25.68km +1780 -2372



No storm overnight. Hopefully I’ll be as lucky again tonight.


Rod was dead weight so I left him on the approach to Crosscut and continued on alone.
(This is terrible storytelling; you should never have two characters with easily confused names, such as Rod and Ron.)


Storms forecast for this afternoon/evening. I need to make distance while the sun shines.
The trimmed down rations from last food drop doesn’t leave me with a heap of wiggle room, though I do appreciate the lighter pack.


Next photo: Mount Buggery (left), beyond that, Horrible Gap, to the right, Terrible Hollow, above that Mount Speculation (formerly Mount Precocious, but they thought the name was too snobbish) and Mount Despair.
Onwards!



I just caught a whiff of myself on the breeze. Oh dear gods.
I’ve started to get the slightest twinge in my right knee on the downhills, so I finally broke out the trekking staff, which helps.

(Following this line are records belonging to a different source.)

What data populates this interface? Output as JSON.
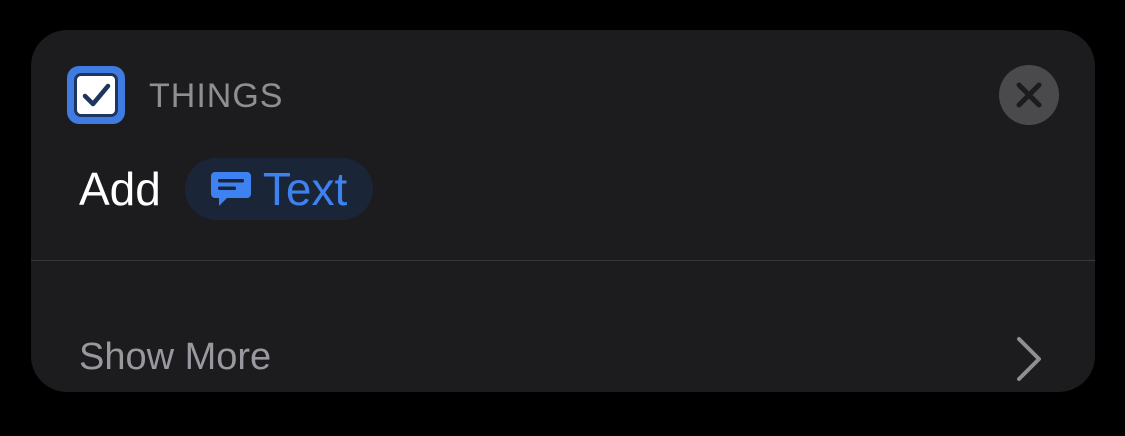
{
  "header": {
    "app_name": "THINGS",
    "app_icon": "checkbox-icon",
    "close_icon": "close-icon"
  },
  "action": {
    "verb": "Add",
    "parameter": {
      "label": "Text",
      "icon": "message-bubble-icon"
    }
  },
  "footer": {
    "show_more_label": "Show More",
    "chevron_icon": "chevron-right-icon"
  },
  "colors": {
    "card_background": "#1c1c1e",
    "accent_blue": "#3d82f0",
    "app_icon_blue": "#3f7be0",
    "secondary_text": "#8e8e93"
  }
}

Topped up on water and had a quick lunch of jerky and scroggin at Camp Creek. We’re into the Dry Barrie’s now, and even with the storm warning I need to be careful of water.
I’ll make for Viking Saddle, then depending on how I feel and the weather, maybe push through to Barry Saddle.

I’ve met a few people doing this track so far, and as near as I can tell the one defining feature is that you’d have to be some sort of weirdo to want to do it.



I passed Matt who was stopped having lunch. He’s trying for Barry Saddle too, aiming to get to Hotham the same day as me, with accommodation in the same lodge.
All hail the track clearing crews!
A dozen chainsaws perished in the clearing of this track. There’s a monument somewhere.

From Viking saddle I took a trip down the gully to fetch water, leaving my pack at the top. When I got back, Matt was waiting, as I’d half expected, and I had some water for him.
While filtering water a split developed in the seam of my water bladder. I only use it to hold dirty water for filtering, and I’ve got 3l of bottles besides it, and I can kinda make it work by pinching the split closed. Lucky it’s only two days to Hotham where I can source a replacement.
After a long hard climb up the side of the Viking, we got to the famous chimney. It’s optional, but why would you want to go around?

At the top we stopped to catch our breath. Matt said he was half considering stopping there for the night. I pointed out it might be a tad exposed in a storm. I was bound for Barry Saddle or bust. I set off down the hill with five kilometres and 700 metres of descent still to go. I didn’t see him following.

It was a scrabble and slide down the other side of the Viking. I pressed on, even though my feet were sore and my body really didn’t want to.
Eventually I made it to the saddle. There was a tent already there; Hannah, who’s heading in the opposite direction and ten days out from finishing the National Trail: 4000ish km from Cooktown to Melbourne. I set my hammock up and had dinner, and just as it was getting dark and thunder grumbled in the distance, Matt walked into camp. He made it down off the mountain after all.
As I write this in the hammock there’s a fantastic lightning and thunder show going on, and rain in waves.
It’s been an amazing day which has taken me across some of the most spectacular mountains in the country. A hell of an effort, and a lot closer to Hotham and a hot shower and hot food.